"Namwali Serpell’s second novel declares its intentions from the start: “I don’t want to tell you what happened. I want to tell you how it felt.” This refrain guides us through a dizzying narrative of loss, trauma, and the inexorable pull of grief. Cassandra “Cee” Williams is only 12 when her brother Wayne disappears, and though his body is never recovered, his presence consumes her life. Time pushes her forward, but the memories of that awful day reel her backwards, keeping her trapped in an ocean of regret and pain. Complicating her grief is the force of her mother’s denial, so powerful that it sows doubts in Cee herself. When a stranger bearing Wayne’s name and likeness enters her life, Cee is forced to consider the possibility that maybe, somehow, her mother is right. Against the backdrop of a deteriorating family and an uncertain way forward, Serpell constructs a painful yet poignant story about fractured pasts and hopeful futures; and, most importantly, the spaces in between."
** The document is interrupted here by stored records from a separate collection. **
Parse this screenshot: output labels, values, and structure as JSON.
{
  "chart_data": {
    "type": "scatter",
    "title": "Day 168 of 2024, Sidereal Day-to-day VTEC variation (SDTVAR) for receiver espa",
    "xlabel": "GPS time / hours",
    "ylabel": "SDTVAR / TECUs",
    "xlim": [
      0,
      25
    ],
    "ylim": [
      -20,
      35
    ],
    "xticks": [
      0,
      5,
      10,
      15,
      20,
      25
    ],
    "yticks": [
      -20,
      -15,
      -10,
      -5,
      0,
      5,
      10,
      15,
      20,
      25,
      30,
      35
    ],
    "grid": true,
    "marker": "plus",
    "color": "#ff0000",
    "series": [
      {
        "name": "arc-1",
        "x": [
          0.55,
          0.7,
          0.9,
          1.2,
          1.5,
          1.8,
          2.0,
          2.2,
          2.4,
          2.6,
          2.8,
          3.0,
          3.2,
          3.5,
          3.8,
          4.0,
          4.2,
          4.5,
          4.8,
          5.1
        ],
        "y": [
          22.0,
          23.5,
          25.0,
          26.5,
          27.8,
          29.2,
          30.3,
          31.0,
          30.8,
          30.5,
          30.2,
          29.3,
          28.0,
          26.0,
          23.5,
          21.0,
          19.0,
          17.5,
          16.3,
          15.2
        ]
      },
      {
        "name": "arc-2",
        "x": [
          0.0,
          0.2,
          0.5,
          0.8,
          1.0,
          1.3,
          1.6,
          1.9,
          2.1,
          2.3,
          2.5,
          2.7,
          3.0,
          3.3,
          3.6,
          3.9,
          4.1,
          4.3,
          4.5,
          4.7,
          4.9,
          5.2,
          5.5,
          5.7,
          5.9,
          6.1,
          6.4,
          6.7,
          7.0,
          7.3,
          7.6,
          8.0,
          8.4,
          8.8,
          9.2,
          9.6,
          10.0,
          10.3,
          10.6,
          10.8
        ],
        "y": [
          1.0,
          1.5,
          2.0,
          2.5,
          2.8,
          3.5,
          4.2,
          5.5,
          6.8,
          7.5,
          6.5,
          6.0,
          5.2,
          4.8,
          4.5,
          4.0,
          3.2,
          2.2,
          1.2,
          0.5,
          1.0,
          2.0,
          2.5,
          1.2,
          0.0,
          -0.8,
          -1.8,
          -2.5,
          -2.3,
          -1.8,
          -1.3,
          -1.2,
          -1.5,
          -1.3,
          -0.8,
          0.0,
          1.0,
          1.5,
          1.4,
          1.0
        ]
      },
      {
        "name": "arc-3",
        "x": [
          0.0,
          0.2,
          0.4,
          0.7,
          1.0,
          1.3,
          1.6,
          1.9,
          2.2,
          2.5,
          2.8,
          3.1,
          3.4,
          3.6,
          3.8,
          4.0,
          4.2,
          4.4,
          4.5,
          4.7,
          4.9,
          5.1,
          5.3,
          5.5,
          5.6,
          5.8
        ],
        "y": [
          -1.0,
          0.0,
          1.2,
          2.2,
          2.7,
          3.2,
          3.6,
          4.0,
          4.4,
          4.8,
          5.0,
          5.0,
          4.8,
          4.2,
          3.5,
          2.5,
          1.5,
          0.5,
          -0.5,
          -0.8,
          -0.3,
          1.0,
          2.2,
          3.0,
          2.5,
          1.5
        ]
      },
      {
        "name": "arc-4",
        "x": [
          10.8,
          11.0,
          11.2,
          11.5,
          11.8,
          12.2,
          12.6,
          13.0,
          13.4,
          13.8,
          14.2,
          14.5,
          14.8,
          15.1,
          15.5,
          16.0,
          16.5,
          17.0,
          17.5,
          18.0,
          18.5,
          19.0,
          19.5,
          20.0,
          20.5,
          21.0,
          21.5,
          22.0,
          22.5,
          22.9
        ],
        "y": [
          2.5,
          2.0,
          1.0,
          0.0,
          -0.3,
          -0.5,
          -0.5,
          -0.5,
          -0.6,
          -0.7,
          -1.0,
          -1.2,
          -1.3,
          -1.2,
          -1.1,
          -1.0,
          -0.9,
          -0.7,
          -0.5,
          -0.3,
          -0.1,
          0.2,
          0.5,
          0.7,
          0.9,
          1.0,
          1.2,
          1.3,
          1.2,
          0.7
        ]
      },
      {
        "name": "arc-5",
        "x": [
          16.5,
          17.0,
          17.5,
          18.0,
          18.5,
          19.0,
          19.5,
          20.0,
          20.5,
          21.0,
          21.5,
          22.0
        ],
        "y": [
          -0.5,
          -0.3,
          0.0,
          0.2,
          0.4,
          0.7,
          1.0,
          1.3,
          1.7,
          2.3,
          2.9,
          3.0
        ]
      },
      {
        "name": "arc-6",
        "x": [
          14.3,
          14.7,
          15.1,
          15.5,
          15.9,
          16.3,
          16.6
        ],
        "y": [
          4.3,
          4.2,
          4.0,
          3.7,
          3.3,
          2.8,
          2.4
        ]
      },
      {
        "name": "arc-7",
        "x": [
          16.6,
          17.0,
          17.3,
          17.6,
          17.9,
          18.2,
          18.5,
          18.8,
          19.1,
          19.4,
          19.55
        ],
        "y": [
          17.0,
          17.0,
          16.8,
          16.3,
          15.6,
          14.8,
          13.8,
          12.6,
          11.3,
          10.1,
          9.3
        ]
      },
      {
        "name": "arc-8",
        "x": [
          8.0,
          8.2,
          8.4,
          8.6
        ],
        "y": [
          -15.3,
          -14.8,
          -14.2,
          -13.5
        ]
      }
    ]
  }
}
How do you grieve an absence? From the award-winning author of The Old Drift, “a piercing, sharply written novel about the conjuring power of loss” (Raven Leilani, author of Luster).
I don’t want to tell you what happened. I want to tell you how it felt.
Cassandra Williams is twelve; her little brother, Wayne, is seven. One day, when they’re alone together, there is an accident and Wayne is lost forever. His body is never recovered. The missing boy cleaves the family with doubt. Their father leaves, starts another family elsewhere. But their mother can’t give up hope and launches an organization dedicated to missing children.
As C grows older, she sees her brother everywhere: in bistros, airplane aisles, subway cars. Here is her brother’s face, the light in his eyes, the way he seems to recognize her, too. But it can’t be, of course. Or can it? Then one day, in another accident, C meets a man both mysterious and familiar, a man who is also searching for someone and for his own place in the world. His name is Wayne.
Namwali Serpell’s remarkable new novel captures the uncanny experience of grief, the way the past breaks over the present like waves in the sea. The Furrows is a bold exploration of memory and mourning that twists unexpectedly into a story of mistaken identity, double consciousness, and the wishful—and sometimes willful—longing for reunion with those we’ve lost.